As a curator, Kevin is always searching for something that’s new; something that will open our eyes and educate.

For 14 years, he’s been acquiring, searching, hoping in anticipation of a major exhibition that’s due to open at last in the fall of 2018: “Outdoor Girls: Sporting Fashion, 1800 to 1950s.”

“Simply walking outdoors was once considered a sporting-like activity for women. We’re looking at how certain really bold women got out of their familiar environment to participate in and contribute to the greater world.”

We stop before a bank of mannequins dressed for a photo shoot.

“Now here’s a really elaborate outfit about which you might ask: How could this possibly be related to sport? This is a traveling ensemble from the 1850s. The dress is a wool challis in an amazing kind of electric purpley-blue with a paisley motif over which she’s wearing a plaid traveling mantle. The bonnet is padded with silk waist and that matching neck ruff is called a bavolet. Her little travel bag is Berlin work, and then taupey-brown kid gloves.”

The next “girl” is sporting a shin-length cotton dress with tights and lace-up canvas boots. “Tennis?” I venture.

“Oh no, darling, no. That’s her bathing ensemble, circa 1898-1900. She would get into the ocean like this, completely dressed. The swimsuit we think of today didn’t fall out of the sky. We want to show how women became more and more active, taking chances with what they were allowed to present outside the home.”

We move on to an outfit by Gilbert Adrian, who designed costumes for MGM and later had his own couture house on Wilshire Boulevard: “An off-the-shoulder patio gown in printed rayon, circa 1948.” I could listen to Kevin’s descriptions all day.  

“Copper jewelry, sunglasses, gilt kid sandals. All the Outdoor Girls have a story of what they’re doing. So she’s in the Hollywood Hills, in her huge mansion, and she’s going to throw a glam pool party.”

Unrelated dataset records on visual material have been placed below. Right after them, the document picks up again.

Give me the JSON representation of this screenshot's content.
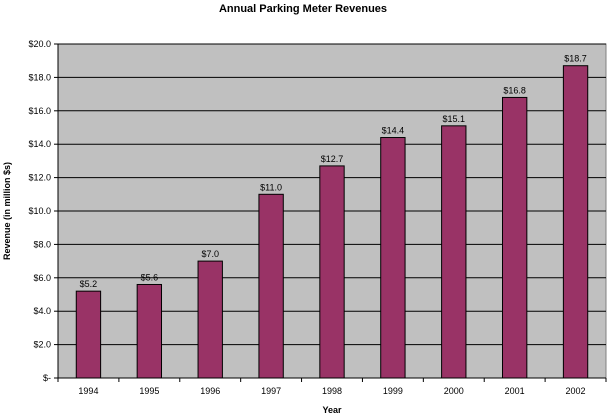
{
  "chart_data": {
    "type": "bar",
    "title": "Annual Parking Meter Revenues",
    "xlabel": "Year",
    "ylabel": "Revenue (in million $s)",
    "categories": [
      "1994",
      "1995",
      "1996",
      "1997",
      "1998",
      "1999",
      "2000",
      "2001",
      "2002"
    ],
    "values": [
      5.2,
      5.6,
      7.0,
      11.0,
      12.7,
      14.4,
      15.1,
      16.8,
      18.7
    ],
    "data_labels": [
      "$5.2",
      "$5.6",
      "$7.0",
      "$11.0",
      "$12.7",
      "$14.4",
      "$15.1",
      "$16.8",
      "$18.7"
    ],
    "ylim": [
      0,
      20
    ],
    "yticks": [
      0,
      2,
      4,
      6,
      8,
      10,
      12,
      14,
      16,
      18,
      20
    ],
    "ytick_labels": [
      "$-",
      "$2.0",
      "$4.0",
      "$6.0",
      "$8.0",
      "$10.0",
      "$12.0",
      "$14.0",
      "$16.0",
      "$18.0",
      "$20.0"
    ],
    "grid": true,
    "legend": "none",
    "colors": {
      "bar": "#993366",
      "plot_background": "#c0c0c0",
      "gridline": "#000000"
    }
  }
}
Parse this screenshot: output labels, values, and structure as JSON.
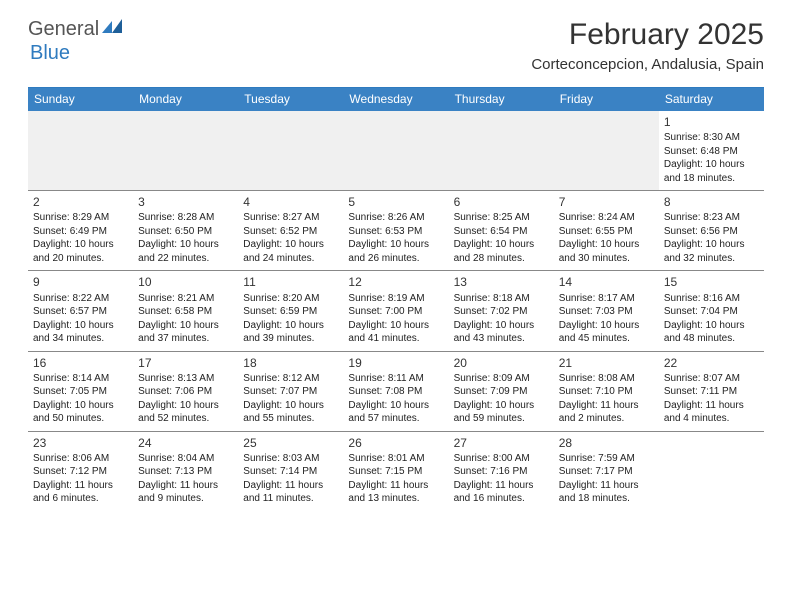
{
  "brand": {
    "general": "General",
    "blue": "Blue",
    "logo_color": "#2f7bbf"
  },
  "title": "February 2025",
  "location": "Corteconcepcion, Andalusia, Spain",
  "colors": {
    "header_bar": "#3a82c4",
    "header_border": "#2f7bbf",
    "row_border": "#888888",
    "blank_bg": "#f0f0f0",
    "text": "#333333"
  },
  "dow": [
    "Sunday",
    "Monday",
    "Tuesday",
    "Wednesday",
    "Thursday",
    "Friday",
    "Saturday"
  ],
  "weeks": [
    [
      null,
      null,
      null,
      null,
      null,
      null,
      {
        "n": "1",
        "sr": "Sunrise: 8:30 AM",
        "ss": "Sunset: 6:48 PM",
        "dl": "Daylight: 10 hours and 18 minutes."
      }
    ],
    [
      {
        "n": "2",
        "sr": "Sunrise: 8:29 AM",
        "ss": "Sunset: 6:49 PM",
        "dl": "Daylight: 10 hours and 20 minutes."
      },
      {
        "n": "3",
        "sr": "Sunrise: 8:28 AM",
        "ss": "Sunset: 6:50 PM",
        "dl": "Daylight: 10 hours and 22 minutes."
      },
      {
        "n": "4",
        "sr": "Sunrise: 8:27 AM",
        "ss": "Sunset: 6:52 PM",
        "dl": "Daylight: 10 hours and 24 minutes."
      },
      {
        "n": "5",
        "sr": "Sunrise: 8:26 AM",
        "ss": "Sunset: 6:53 PM",
        "dl": "Daylight: 10 hours and 26 minutes."
      },
      {
        "n": "6",
        "sr": "Sunrise: 8:25 AM",
        "ss": "Sunset: 6:54 PM",
        "dl": "Daylight: 10 hours and 28 minutes."
      },
      {
        "n": "7",
        "sr": "Sunrise: 8:24 AM",
        "ss": "Sunset: 6:55 PM",
        "dl": "Daylight: 10 hours and 30 minutes."
      },
      {
        "n": "8",
        "sr": "Sunrise: 8:23 AM",
        "ss": "Sunset: 6:56 PM",
        "dl": "Daylight: 10 hours and 32 minutes."
      }
    ],
    [
      {
        "n": "9",
        "sr": "Sunrise: 8:22 AM",
        "ss": "Sunset: 6:57 PM",
        "dl": "Daylight: 10 hours and 34 minutes."
      },
      {
        "n": "10",
        "sr": "Sunrise: 8:21 AM",
        "ss": "Sunset: 6:58 PM",
        "dl": "Daylight: 10 hours and 37 minutes."
      },
      {
        "n": "11",
        "sr": "Sunrise: 8:20 AM",
        "ss": "Sunset: 6:59 PM",
        "dl": "Daylight: 10 hours and 39 minutes."
      },
      {
        "n": "12",
        "sr": "Sunrise: 8:19 AM",
        "ss": "Sunset: 7:00 PM",
        "dl": "Daylight: 10 hours and 41 minutes."
      },
      {
        "n": "13",
        "sr": "Sunrise: 8:18 AM",
        "ss": "Sunset: 7:02 PM",
        "dl": "Daylight: 10 hours and 43 minutes."
      },
      {
        "n": "14",
        "sr": "Sunrise: 8:17 AM",
        "ss": "Sunset: 7:03 PM",
        "dl": "Daylight: 10 hours and 45 minutes."
      },
      {
        "n": "15",
        "sr": "Sunrise: 8:16 AM",
        "ss": "Sunset: 7:04 PM",
        "dl": "Daylight: 10 hours and 48 minutes."
      }
    ],
    [
      {
        "n": "16",
        "sr": "Sunrise: 8:14 AM",
        "ss": "Sunset: 7:05 PM",
        "dl": "Daylight: 10 hours and 50 minutes."
      },
      {
        "n": "17",
        "sr": "Sunrise: 8:13 AM",
        "ss": "Sunset: 7:06 PM",
        "dl": "Daylight: 10 hours and 52 minutes."
      },
      {
        "n": "18",
        "sr": "Sunrise: 8:12 AM",
        "ss": "Sunset: 7:07 PM",
        "dl": "Daylight: 10 hours and 55 minutes."
      },
      {
        "n": "19",
        "sr": "Sunrise: 8:11 AM",
        "ss": "Sunset: 7:08 PM",
        "dl": "Daylight: 10 hours and 57 minutes."
      },
      {
        "n": "20",
        "sr": "Sunrise: 8:09 AM",
        "ss": "Sunset: 7:09 PM",
        "dl": "Daylight: 10 hours and 59 minutes."
      },
      {
        "n": "21",
        "sr": "Sunrise: 8:08 AM",
        "ss": "Sunset: 7:10 PM",
        "dl": "Daylight: 11 hours and 2 minutes."
      },
      {
        "n": "22",
        "sr": "Sunrise: 8:07 AM",
        "ss": "Sunset: 7:11 PM",
        "dl": "Daylight: 11 hours and 4 minutes."
      }
    ],
    [
      {
        "n": "23",
        "sr": "Sunrise: 8:06 AM",
        "ss": "Sunset: 7:12 PM",
        "dl": "Daylight: 11 hours and 6 minutes."
      },
      {
        "n": "24",
        "sr": "Sunrise: 8:04 AM",
        "ss": "Sunset: 7:13 PM",
        "dl": "Daylight: 11 hours and 9 minutes."
      },
      {
        "n": "25",
        "sr": "Sunrise: 8:03 AM",
        "ss": "Sunset: 7:14 PM",
        "dl": "Daylight: 11 hours and 11 minutes."
      },
      {
        "n": "26",
        "sr": "Sunrise: 8:01 AM",
        "ss": "Sunset: 7:15 PM",
        "dl": "Daylight: 11 hours and 13 minutes."
      },
      {
        "n": "27",
        "sr": "Sunrise: 8:00 AM",
        "ss": "Sunset: 7:16 PM",
        "dl": "Daylight: 11 hours and 16 minutes."
      },
      {
        "n": "28",
        "sr": "Sunrise: 7:59 AM",
        "ss": "Sunset: 7:17 PM",
        "dl": "Daylight: 11 hours and 18 minutes."
      },
      null
    ]
  ]
}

There was more. Two exhibits were on display: “Opulent Art: 18th Century Dress from the Helen Larson Historic Fashion Collection” and “Artfully Adorned: Jewelry from the Christie Romero Collection.” In the textiles & materials department, director Kristine Upesleja showed us futuristic smart fabrics, glass jars of “bio couture,” and high-end textiles so sumptuous that just touching them gave me goosebumps.

The school presents lectures, gallery openings and runway shows throughout the year. The building, on 9th and Grand, features a lovely courtyard perfect for people-watching (trend-spotting predictive analysts come from around the world to check out what the students are wearing).

But it was Kevin’s devotion to historic sportswear — by the time the show opens, he will have been working on it for 17 years — that brought fashion back around, after all, to the human body and the human heart. As he described a “little silk knit tie” from a ‘20s golf ensemble, I remarked, “Clearly, this is your passion.”

“Yes,” he replied. “I’ve only ever wanted to work in the museum field. And I’ve never not loved historic dress. My grandmother on my mother’s side loved fashion. My grandfather on my father’s side loved everything old. He loved history. Those two people literally came together perfectly in me.”